The same programme will be presented by JOMBA! and Rerouting Arts at the Old Mushroom Farm in Howick on 17 September at 6pm.

“All three have displayed an uncanny survival instinct and despite so much lost time for dance over the COVID shut down, all three have continued to make meaningful work over this time,” says JOMBA!’s Artistic Director Lliane Loots. “We are delighted to honour them in our 2022 festival and have asked to respond to the curatorial provocation of this year’s festival – the (im)possibility of home.”

Sandile Mkhize

Co-founder and Artistic Director of Phakama Dance Theatre Sandile Mkhize will premiere TAKE ME BACK HOME, a duet that begins to rethink notions of black masculinity and brotherhood. He takes us on a journey to what home means for the body – a place of self-discovery and self-interrogation.

Pavishen Paideya

 

Accomplished dancer and choreographer and artistic director of Rudra Dance Theatre, an Indian dance company, Pavishen Paideya presents SAMSARA - an honest and culturally magnificent dance journey into Diaspora Indian South African identity and ideas of home and belonging.

 

Tegan Peacock

Performance artist and creator and founder of Rerouting Arts, a collaborative arts organisation, Tegan Peacock present HEAD_SPACE as she attempts to trace the internal conversations of the body and the mind in turmoil. It is a mapping of patterns, pressures and struggles, a performative cartography of self and belonging that works with live music.

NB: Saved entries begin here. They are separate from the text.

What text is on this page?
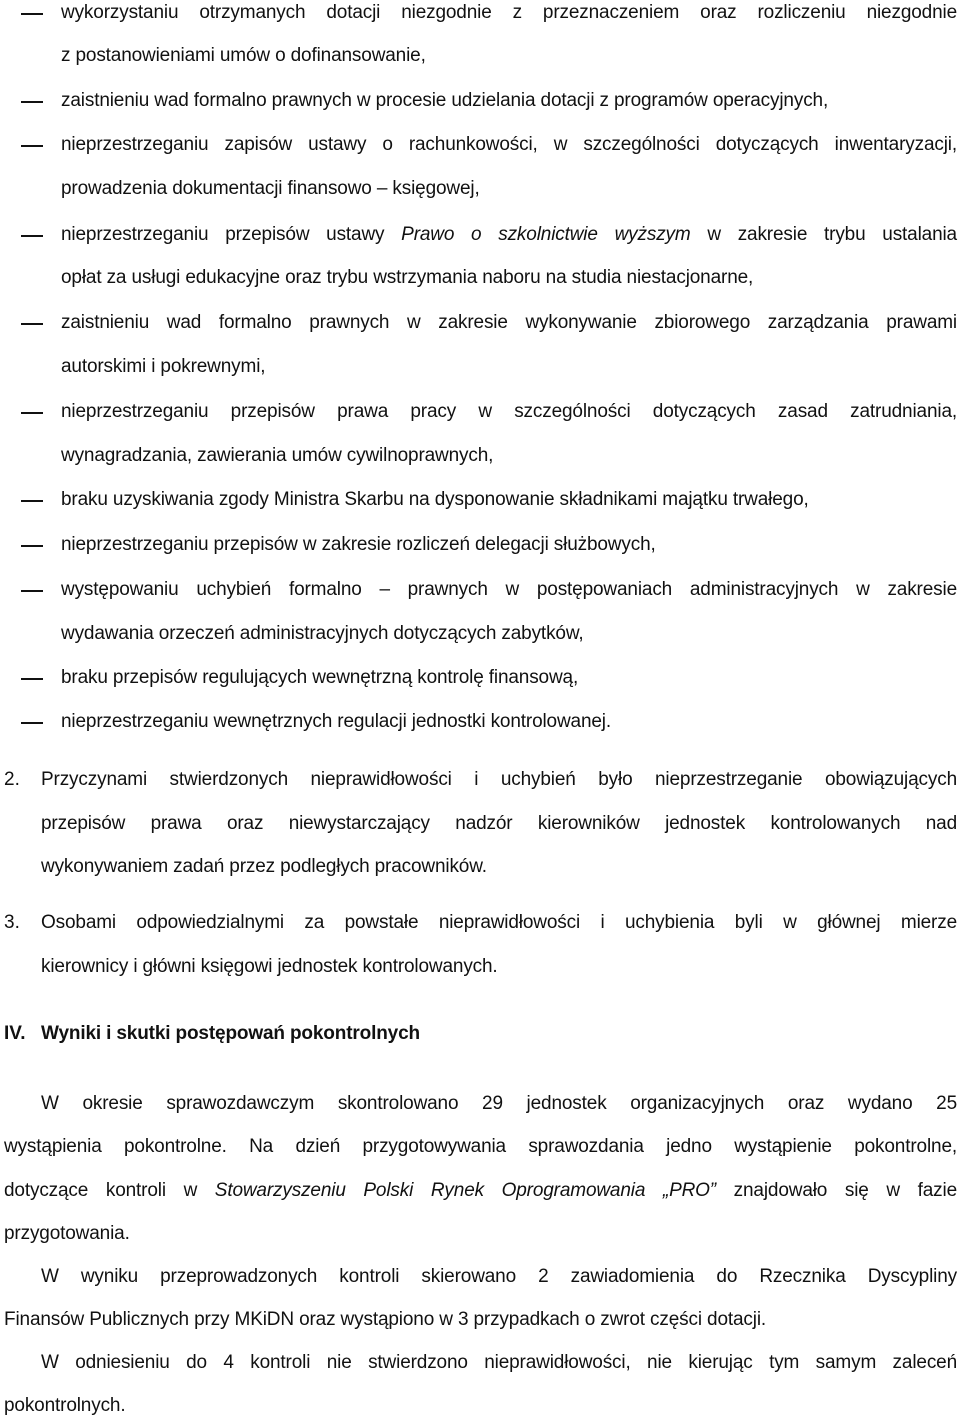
wykorzystaniu otrzymanych dotacji niezgodnie z przeznaczeniem oraz rozliczeniu niezgodnie
z postanowieniami umów o dofinansowanie,
zaistnieniu wad formalno prawnych w procesie udzielania dotacji z programów operacyjnych,
nieprzestrzeganiu zapisów ustawy o rachunkowości, w szczególności dotyczących inwentaryzacji,
prowadzenia dokumentacji finansowo – księgowej,
nieprzestrzeganiu przepisów ustawy Prawo o szkolnictwie wyższym w zakresie trybu ustalania
opłat za usługi edukacyjne oraz trybu wstrzymania naboru na studia niestacjonarne,
zaistnieniu wad formalno prawnych w zakresie wykonywanie zbiorowego zarządzania prawami
autorskimi i pokrewnymi,
nieprzestrzeganiu przepisów prawa pracy w szczególności dotyczących zasad zatrudniania,
wynagradzania, zawierania umów cywilnoprawnych,
braku uzyskiwania zgody Ministra Skarbu na dysponowanie składnikami majątku trwałego,
nieprzestrzeganiu przepisów w zakresie rozliczeń delegacji służbowych,
występowaniu uchybień formalno – prawnych w postępowaniach administracyjnych w zakresie
wydawania orzeczeń administracyjnych dotyczących zabytków,
braku przepisów regulujących wewnętrzną kontrolę finansową,
nieprzestrzeganiu wewnętrznych regulacji jednostki kontrolowanej.
2. Przyczynami stwierdzonych nieprawidłowości i uchybień było nieprzestrzeganie obowiązujących
przepisów prawa oraz niewystarczający nadzór kierowników jednostek kontrolowanych nad
wykonywaniem zadań przez podległych pracowników.
3. Osobami odpowiedzialnymi za powstałe nieprawidłowości i uchybienia byli w głównej mierze
kierownicy i główni księgowi jednostek kontrolowanych.
IV. Wyniki i skutki postępowań pokontrolnych
W okresie sprawozdawczym skontrolowano 29 jednostek organizacyjnych oraz wydano 25
wystąpienia pokontrolne. Na dzień przygotowywania sprawozdania jedno wystąpienie pokontrolne,
dotyczące kontroli w Stowarzyszeniu Polski Rynek Oprogramowania „PRO” znajdowało się w fazie
przygotowania.
W wyniku przeprowadzonych kontroli skierowano 2 zawiadomienia do Rzecznika Dyscypliny
Finansów Publicznych przy MKiDN oraz wystąpiono w 3 przypadkach o zwrot części dotacji.
W odniesieniu do 4 kontroli nie stwierdzono nieprawidłowości, nie kierując tym samym zaleceń
pokontrolnych.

The festival offers a 13 day feast of contemporary dance, and includes performances and dance talks at the Elizabeth Sneddon Theatre with a Youth Open Horizons event at the Stable Theatre and select online offerings, as well as workshops, and an extensive online blog.

The Festival takes place from 30 August to 11 September. Tickets for performances at the Sneddon Theatre are R80, and R65 for students, scholars and pensioners through Computicket (https://tickets.computicket.com/). All other events are free.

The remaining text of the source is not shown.